Deuteronomium 21:6
En alle oudsten derzelver stad, die naast aan den verslagene zijn, zullen hun handen wassen over deze jonge koe, die in dat dal de nek doorgehouwen is;
Psalmen 26:6
Ik was mijn handen in onschuld, en ik ga rondom uw altaar, o HEERE!
Psalmen 73:13
Immers heb ik tevergeefs mijn hart gezuiverd, en mijn handen in onschuld gewassen.
Job 9:30
Indien ik mij wasse met sneeuwwater, en mijn handen zuivere met zeep;
Psalmen 19:12
Wie zou de afdwalingen verstaan?

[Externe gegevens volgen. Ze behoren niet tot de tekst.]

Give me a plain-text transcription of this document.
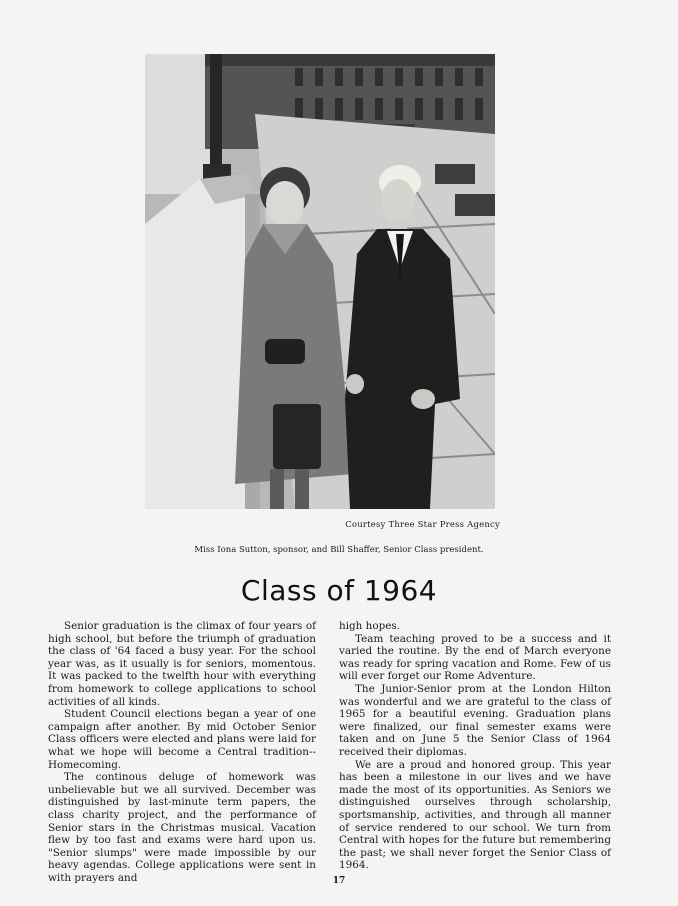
Courtesy Three Star Press Agency
Miss Iona Sutton, sponsor, and Bill Shaffer, Senior Class president.
Class of 1964

Senior graduation is the climax of four years of high school, but before the triumph of graduation the class of '64 faced a busy year. For the school year was, as it usually is for seniors, momentous. It was packed to the twelfth hour with everything from homework to college applications to school activities of all kinds.

Student Council elections began a year of one campaign after another. By mid October Senior Class officers were elected and plans were laid for what we hope will become a Central tradition-- Homecoming.

The continous deluge of homework was unbelievable but we all survived. December was distinguished by last-minute term papers, the class charity project, and the performance of Senior stars in the Christmas musical. Vacation flew by too fast and exams were hard upon us. "Senior slumps" were made impossible by our heavy agendas. College applications were sent in with prayers and

high hopes.

Team teaching proved to be a success and it varied the routine. By the end of March everyone was ready for spring vacation and Rome. Few of us will ever forget our Rome Adventure.

The Junior-Senior prom at the London Hilton was wonderful and we are grateful to the class of 1965 for a beautiful evening. Graduation plans were finalized, our final semester exams were taken and on June 5 the Senior Class of 1964 received their diplomas.

We are a proud and honored group. This year has been a milestone in our lives and we have made the most of its opportunities. As Seniors we distinguished ourselves through scholarship, sportsmanship, activities, and through all manner of service rendered to our school. We turn from Central with hopes for the future but remembering the past; we shall never forget the Senior Class of 1964.

17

Reinig mij van de verborgene afdwalingen.
Psalmen 51:2
Was mij wel van mijn ongerechtigheid, en reinig mij van mijn zonde.
Psalmen 51:7
Ontzondig mij met hysop, en ik zal rein zijn; was mij, en ik zal witter zijn dan sneeuw.
Psalmen 51:14
Verlos mij van bloedschulden, o God, Gij, God mijns heils! zo zal mijn tong Uw gerechtigheid vrolijk roemen.
Jeremia 2:22
Want, al wiest gij u met salpeter, en naamt u veel zeep, zo is toch uw ongerechtigheid voor Mijn aangezicht getekend, spreekt de Heere HEERE.
Mattheüs 27:24-25
Als nu Pilatus zag, dat hij niet vorderde, maar veel meer dat er oproer werd, nam hij water en wies de handen voor de schare, zeggende: Ik ben onschuldig aan het bloed dezes Rechtvaardigen; gijlieden moogt toezien.
Hebreeën 9:10
Bestaande alleen in spijzen, en dranken, en verscheidene wassingen en rechtvaardigmakingen des vleses, tot op den tijd der verbetering opgelegd.